Pourtant, à la suite d’une plainte relative à l’opération, la Commission a invité les Etats membres à soumettre une demande renvoi sur le fondement de l’article 22 du Règlement. Cet article prévoit en son §1 qu’ « un ou plusieurs États membres peuvent demander à la Commission d'examiner toute concentration, telle que définie à l'article 3, qui n'est pas de dimension communautaire au sens de l'article 1er, mais qui affecte le commerce entre États membres et menace d'affecter de manière significative la concurrence sur le territoire du ou des États membres qui formulent cette demande ».
Le 9 mars 2021, l’autorité de la concurrence française, rejointe par les autorités belges, grecques, islandaises, néerlandaises et norvégiennes ont demandé à la Commission d'examiner cette concentration sur la base de l’article 22 susmentionné et, par décision du 19 avril 2021, la Commission a accueilli cette demande et par lettre d’information a notifié sa décision aux entreprises concernées.
Ces dernières ont formé un recours contre cette décision de la Commission. Par un arrêt du 13 juillet 2022 (T-227/21), le Tribunal a rejeté ce recours et confirmé les décisions de la Commission. Illumina et Grail ont introduit des pourvois devant la Cour de justice de l’Union européenne (la Cour) les 22 et 30 septembre 2022 tendant à son annulation.
Question
L’article 22 du règlement n° 139/2004 sur les concentrations permet-il aux États membres qui disposent d’une telle réglementation de renvoyer à la Commission des opérations qui ne relèvent pas de cette réglementation et qui ne doivent donc pas faire l’objet d’une notification au niveau national ?
Solution
La Cour de justice annule l’arrêt attaqué, estimant que :
« le Tribunal a, à tort, déduit des considérants du règlement n° 139/2004 que l’article 22 de celui-ci constituait un « mécanisme correcteur » qui viserait un contrôle effectif de toutes les concentrations ayant des effets significatifs sur la structure de concurrence dans l’Union (pt. 201) […] il peut être déduit des considérants du règlement n° 139/2004 que si celui-ci tend à instaurer « [u]n instrument juridique spécifique [...] sous la forme d’un règlement qui permette un contrôle effectif de toutes les concentrations en fonction de leur effet sur la structure de concurrence » (considérant 6), il vise également à mettre en place un système efficace et prévisible de contrôle, prenant en considération le besoin de sécurité juridique et fondé sur le principe du « guichet unique » (considérants 8 et 11). Ce système repose, tout à la fois, sur une répartition claire des tâches dévolues respectivement à la Commission et aux États membres et sur une définition précise des conditions de notification et de suspension qui s’imposent aux parties à une opération de concentration (pt 203).[…] Il résulte de l’ensemble de ces considérations que le Tribunal a commis une erreur de droit dans l’interprétation de l’article 22, paragraphe 1, premier alinéa, du règlement no 139/2004 en jugeant que les États membres pouvaient, dans les conditions qui y sont énoncées, présenter une demande au titre de cette disposition indépendamment de la portée de leur réglementation nationale en matière de contrôle ex ante des concentrations. C’est donc à tort que le Tribunal a jugé que c’était à bon droit que la Commission avait, par les décisions litigieuses, accepté la demande de renvoi et les demandes de jonction au titre de l’article 22 du règlement no 139/2004. (pt 218)

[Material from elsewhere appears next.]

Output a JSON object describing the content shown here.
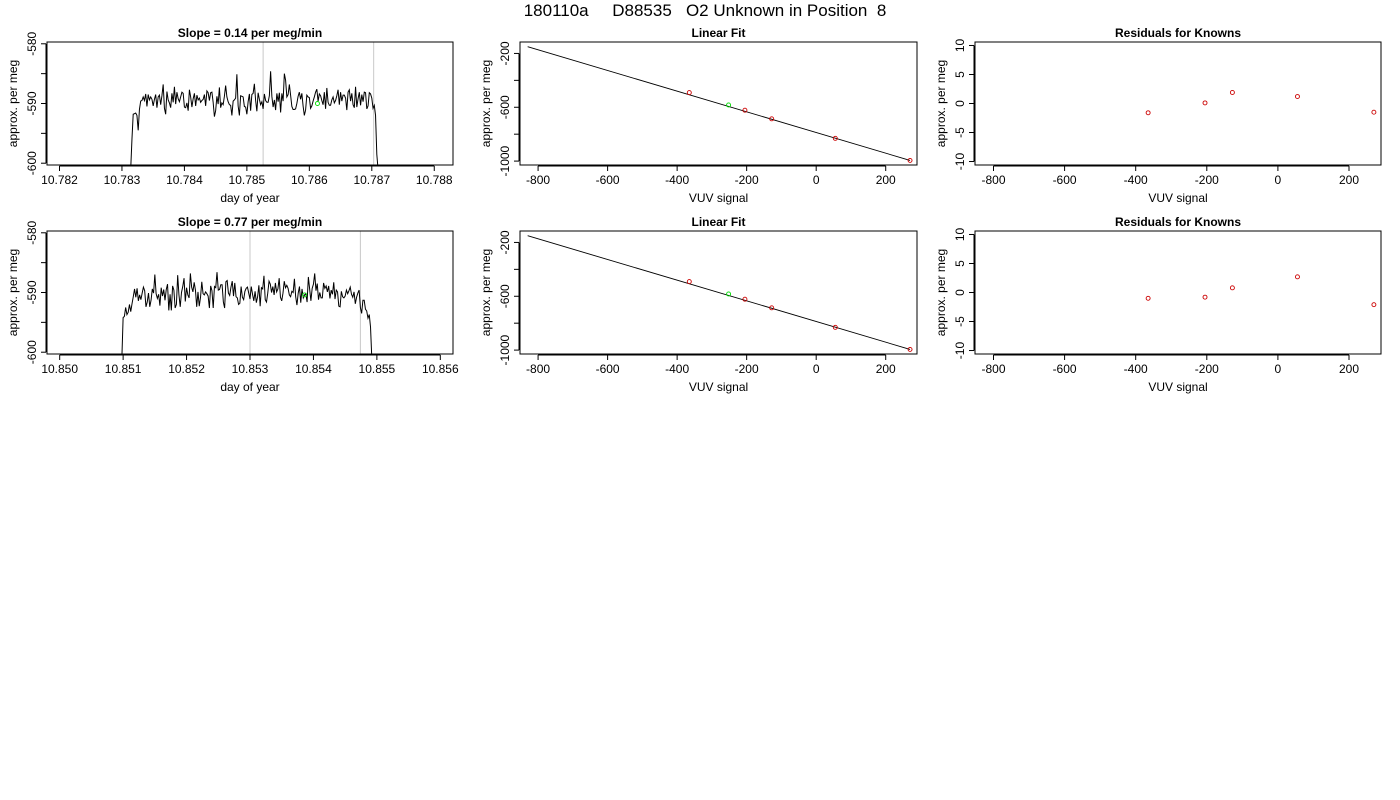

[…] Toutefois, ainsi que la Cour l’a jugé, l’article 21, paragraphe 1, du règlement no 139/2004 ne s’oppose pas à ce qu’une opération de concentration d’entreprises dépourvue de dimension européenne au sens de l’article 1er de ce règlement et située en dessous des seuils de contrôle ex ante obligatoire prévus par le droit national soit analysée par une autorité nationale de concurrence d’un État membre comme étant constitutive, par exemple, d’un abus de position dominante prohibé à l’article 102 TFUE au regard de la structure de la concurrence sur un marché de dimension nationale. Le règlement no 139/2004 ne saurait s’opposer à ce qu’une opération de concentration de dimension non européenne, telle que la concentration en cause, puisse faire l’objet d’un contrôle par les autorités nationales de concurrence et par les juridictions nationales au titre de l’effet direct de l’article 102 TFUE en recourant à leurs propres règles procédurales (arrêt du 16 mars 2023, Towercast, C-449/21, EU:C:2023:207, points 50et 53).» (pt 214).
Commentaire
Cet arrêt met un coup de frein brutal à la réinterprétation audacieuse que la Commission a faite de l’article 22 du Règlement (CE) n° 139/2004 dans ses orientations concernant l’application du mécanisme de renvoi établi à l’article 22 du règlement sur les concentrations (JOUE n° C 113/1, 31 mars 2021). En effet, la Commission expliquait les principes directeurs applicables au renvoi des affaires non soumises à l’obligation de notification en vertu de la législation du ou des états membres requérants. Les affaires visées par la Commission étaient notamment les « acquisitions tueuses », ces opérations par lesquelles de grands acteurs du numérique ou de la santé rachètent des start-ups innovantes afin d'éliminer la menace concurrentielle qu'elles représentent, et qui se situent souvent en dessous des seuils de compétence des autorités de concurrence.
Le premier apport de cet arrêt est sans conteste la validation par la Cour de justice du raisonnement du Tribunal concernant les méthodes à utiliser pour interpréter valablement cette disposition. La Cour de Justice a accueilli le principe d’interprétation d’un texte de l’Union au regard de son appréciation non seulement littérale mais également historique, contextuelle et téléologique. En effet, en l’espèce la lettre du texte ne permettait pas à elle-seule de répondre à la question posée.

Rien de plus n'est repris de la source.